Group Battles to Clean Quarter – By Dan lawton

Armed with spray bottles, stepladders and a host of cleaning supplies, more than 100 volunteers set out to do battle Saturday in the long-running war against graffiti in the French Quarter.
The clean-up effort was organized by the Vieux Carre Graffiti Abatement Program, a 3-year-old initiative of the French Quarter Business Association that works alongside the Police Department and the District Attorney’s Office to increase public awareness of the illicit markings and crack down on those who create them.
“The French Quarter is a place that people flock to do graffiti,” said Annie Flettrich, executive director of the business association. “This is a community effort to see what we can do to prevent it.”
Flettrich said that in addition to occasional group clean-ups, which are focused on public structures such as street signs, the program also provides resources to owners of private buildings that become victims of graffiti “taggers.”

According to Gail Cavett, a French Quarter resident and a member of the program’s board, building owners are required to remove graffiti within 30 days or risk citation by the Vieux Carre Commission.

“If we see graffiti on a building, we’ll stop by and say, ‘We’re your neighbor, and we want to help you,’” Cavett said. She added that the program provides lists of approved graffiti-removal products and of professionals with experience removing the markings.
Removing graffiti quickly is key to preventing their creators from coming back, Cavett said. “With these guys, it’s all about bragging rights. If you get it off immediately, they will stop tagging your block,” she said.

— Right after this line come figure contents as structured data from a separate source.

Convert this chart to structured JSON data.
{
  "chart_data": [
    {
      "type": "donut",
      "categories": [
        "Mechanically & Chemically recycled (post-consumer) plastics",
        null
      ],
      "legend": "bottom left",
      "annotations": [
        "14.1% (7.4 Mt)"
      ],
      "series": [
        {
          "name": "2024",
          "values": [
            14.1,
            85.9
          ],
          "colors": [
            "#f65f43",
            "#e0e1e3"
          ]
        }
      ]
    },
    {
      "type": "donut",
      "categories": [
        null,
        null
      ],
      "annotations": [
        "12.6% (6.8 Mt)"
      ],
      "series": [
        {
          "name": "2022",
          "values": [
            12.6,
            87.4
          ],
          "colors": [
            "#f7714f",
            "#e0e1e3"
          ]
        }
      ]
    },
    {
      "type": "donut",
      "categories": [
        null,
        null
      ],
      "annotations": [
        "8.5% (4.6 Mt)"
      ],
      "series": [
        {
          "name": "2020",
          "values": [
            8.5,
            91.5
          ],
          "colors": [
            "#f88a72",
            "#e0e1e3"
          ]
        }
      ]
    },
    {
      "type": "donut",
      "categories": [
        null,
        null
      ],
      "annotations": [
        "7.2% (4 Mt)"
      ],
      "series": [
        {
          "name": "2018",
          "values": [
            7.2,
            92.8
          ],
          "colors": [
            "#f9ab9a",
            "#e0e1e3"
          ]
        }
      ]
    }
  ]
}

Those associated with the effort said they believe the extent of graffiti has declined in the French Quarter over the past three years, but admitted the problem is persistent. In many cases, the group says it is hard to tell whether graffiti artists are simply relocating to other parts of the city.
Commander Jeffrey Walls, who oversees the 8th Police District, which includes the French Quarter, said that a lack of reporting of graffiti offenses and the speed with which buildings can be defaced make it difficult to catch perpetrators.